Post-scriptum. Il est évidemment présomptueux de résumer la pensée politique des arts de Platon et d'Aristote en 1500 mots. Le lecteur sera indulgent envers les nombreux raccourcis que j'ai pris ici.
Notes
- Platon, La République, trad. Robert Baccou, Paris : GF Flammarion, 1966, p.138.
- Ibid., p.366.
- Erwin Panofsky (1924), Idea: Contribution à l'histoire du concept de l'ancienne théorie de l'art, Paris: Gallimard 1983 (2e éd. de 1959), pp.30 et sqq.
- Carole Talon-Hugon (2004), L'esthétique, Paris: Presses unviersitaires de France, p.26.

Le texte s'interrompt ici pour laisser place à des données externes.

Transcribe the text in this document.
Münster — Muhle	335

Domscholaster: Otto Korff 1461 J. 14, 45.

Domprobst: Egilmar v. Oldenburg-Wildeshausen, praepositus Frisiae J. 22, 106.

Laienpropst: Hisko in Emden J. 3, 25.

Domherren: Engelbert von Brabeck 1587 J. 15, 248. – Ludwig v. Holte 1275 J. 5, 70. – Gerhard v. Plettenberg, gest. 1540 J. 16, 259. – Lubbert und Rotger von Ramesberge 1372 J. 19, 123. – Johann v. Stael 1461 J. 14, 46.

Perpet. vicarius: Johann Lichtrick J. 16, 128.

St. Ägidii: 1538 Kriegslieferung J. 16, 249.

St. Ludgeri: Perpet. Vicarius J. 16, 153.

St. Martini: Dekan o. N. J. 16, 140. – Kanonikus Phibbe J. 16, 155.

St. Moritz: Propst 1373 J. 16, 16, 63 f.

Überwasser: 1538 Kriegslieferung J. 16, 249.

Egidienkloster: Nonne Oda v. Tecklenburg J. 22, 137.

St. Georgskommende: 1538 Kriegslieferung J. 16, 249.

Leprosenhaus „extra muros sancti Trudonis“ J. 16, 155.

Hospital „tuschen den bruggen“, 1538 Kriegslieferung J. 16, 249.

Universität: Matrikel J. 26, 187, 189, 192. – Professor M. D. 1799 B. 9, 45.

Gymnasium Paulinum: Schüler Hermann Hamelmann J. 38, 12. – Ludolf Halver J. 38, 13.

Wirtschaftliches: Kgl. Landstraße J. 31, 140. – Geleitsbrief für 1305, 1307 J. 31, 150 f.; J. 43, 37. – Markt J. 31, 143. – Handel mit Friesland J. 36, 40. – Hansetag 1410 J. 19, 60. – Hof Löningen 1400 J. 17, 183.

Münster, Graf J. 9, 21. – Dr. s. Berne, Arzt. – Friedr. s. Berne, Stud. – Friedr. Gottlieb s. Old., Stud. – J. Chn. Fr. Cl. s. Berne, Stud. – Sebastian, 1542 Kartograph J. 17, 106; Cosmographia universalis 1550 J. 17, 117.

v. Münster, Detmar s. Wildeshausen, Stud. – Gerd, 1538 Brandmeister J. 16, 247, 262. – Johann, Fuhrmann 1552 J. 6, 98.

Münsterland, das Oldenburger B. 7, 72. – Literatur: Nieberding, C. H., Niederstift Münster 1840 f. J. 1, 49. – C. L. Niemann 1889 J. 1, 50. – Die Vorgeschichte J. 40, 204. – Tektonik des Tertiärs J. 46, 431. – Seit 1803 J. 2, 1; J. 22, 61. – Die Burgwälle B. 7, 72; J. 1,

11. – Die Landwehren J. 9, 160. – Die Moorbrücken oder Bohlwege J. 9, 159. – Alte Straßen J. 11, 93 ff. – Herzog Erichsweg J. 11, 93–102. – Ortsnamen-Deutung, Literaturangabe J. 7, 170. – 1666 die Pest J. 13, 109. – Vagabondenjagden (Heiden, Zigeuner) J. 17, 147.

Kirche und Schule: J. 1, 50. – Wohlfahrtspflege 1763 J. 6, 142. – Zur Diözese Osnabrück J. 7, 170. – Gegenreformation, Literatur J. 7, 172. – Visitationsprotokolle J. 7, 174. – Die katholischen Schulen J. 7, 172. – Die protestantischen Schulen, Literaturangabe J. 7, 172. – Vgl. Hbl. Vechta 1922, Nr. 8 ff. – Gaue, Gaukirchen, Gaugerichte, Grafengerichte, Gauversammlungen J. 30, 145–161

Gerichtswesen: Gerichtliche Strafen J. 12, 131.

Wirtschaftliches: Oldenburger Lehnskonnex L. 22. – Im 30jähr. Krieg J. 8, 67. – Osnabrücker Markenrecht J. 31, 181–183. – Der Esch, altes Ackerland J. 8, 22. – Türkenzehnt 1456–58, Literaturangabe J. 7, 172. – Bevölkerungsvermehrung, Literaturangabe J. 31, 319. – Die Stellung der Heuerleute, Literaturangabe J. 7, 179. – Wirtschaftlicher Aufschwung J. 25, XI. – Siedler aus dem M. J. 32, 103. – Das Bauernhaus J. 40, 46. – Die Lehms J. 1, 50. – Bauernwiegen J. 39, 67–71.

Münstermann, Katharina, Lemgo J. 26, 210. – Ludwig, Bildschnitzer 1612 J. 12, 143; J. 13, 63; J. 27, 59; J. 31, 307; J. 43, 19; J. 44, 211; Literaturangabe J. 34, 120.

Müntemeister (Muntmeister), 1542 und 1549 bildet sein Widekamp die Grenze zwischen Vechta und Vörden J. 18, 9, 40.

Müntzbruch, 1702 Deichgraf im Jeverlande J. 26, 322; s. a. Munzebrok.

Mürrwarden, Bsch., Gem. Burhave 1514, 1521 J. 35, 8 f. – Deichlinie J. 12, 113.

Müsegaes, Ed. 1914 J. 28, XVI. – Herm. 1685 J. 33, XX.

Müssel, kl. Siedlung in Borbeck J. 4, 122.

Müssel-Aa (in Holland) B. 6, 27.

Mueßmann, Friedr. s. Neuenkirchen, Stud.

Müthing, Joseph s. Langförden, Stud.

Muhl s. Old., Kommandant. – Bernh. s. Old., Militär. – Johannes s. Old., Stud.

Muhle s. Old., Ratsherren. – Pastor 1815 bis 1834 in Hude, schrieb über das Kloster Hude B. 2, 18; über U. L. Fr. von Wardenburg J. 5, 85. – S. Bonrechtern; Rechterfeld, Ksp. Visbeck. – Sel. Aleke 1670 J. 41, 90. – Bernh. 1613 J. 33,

Intéressant. On ne peut toutefois écarter une motivation beaucoup moins noble à l'apparent dédain de Platon pour les arts en général et pour la poésie en particulier : lui-même était un poète dramatique contrarié. Dans sa jeunesse, il s'est essayé à écrire des tragédies qui n'ont obtenu aucun succès et dont l'histoire n'a rien retenu. Se pourrait-il que ses réflexions sur l'art poétique lui aient été essentiellement inspirées par le dépit? C'est d'autant plus ironique qu'il est parvenu comme personne à "théâtraliser" le discours philosophique en écrivant la majeure partie de son oeuvre sous forme de dialogues. Une hypothèse à envisager.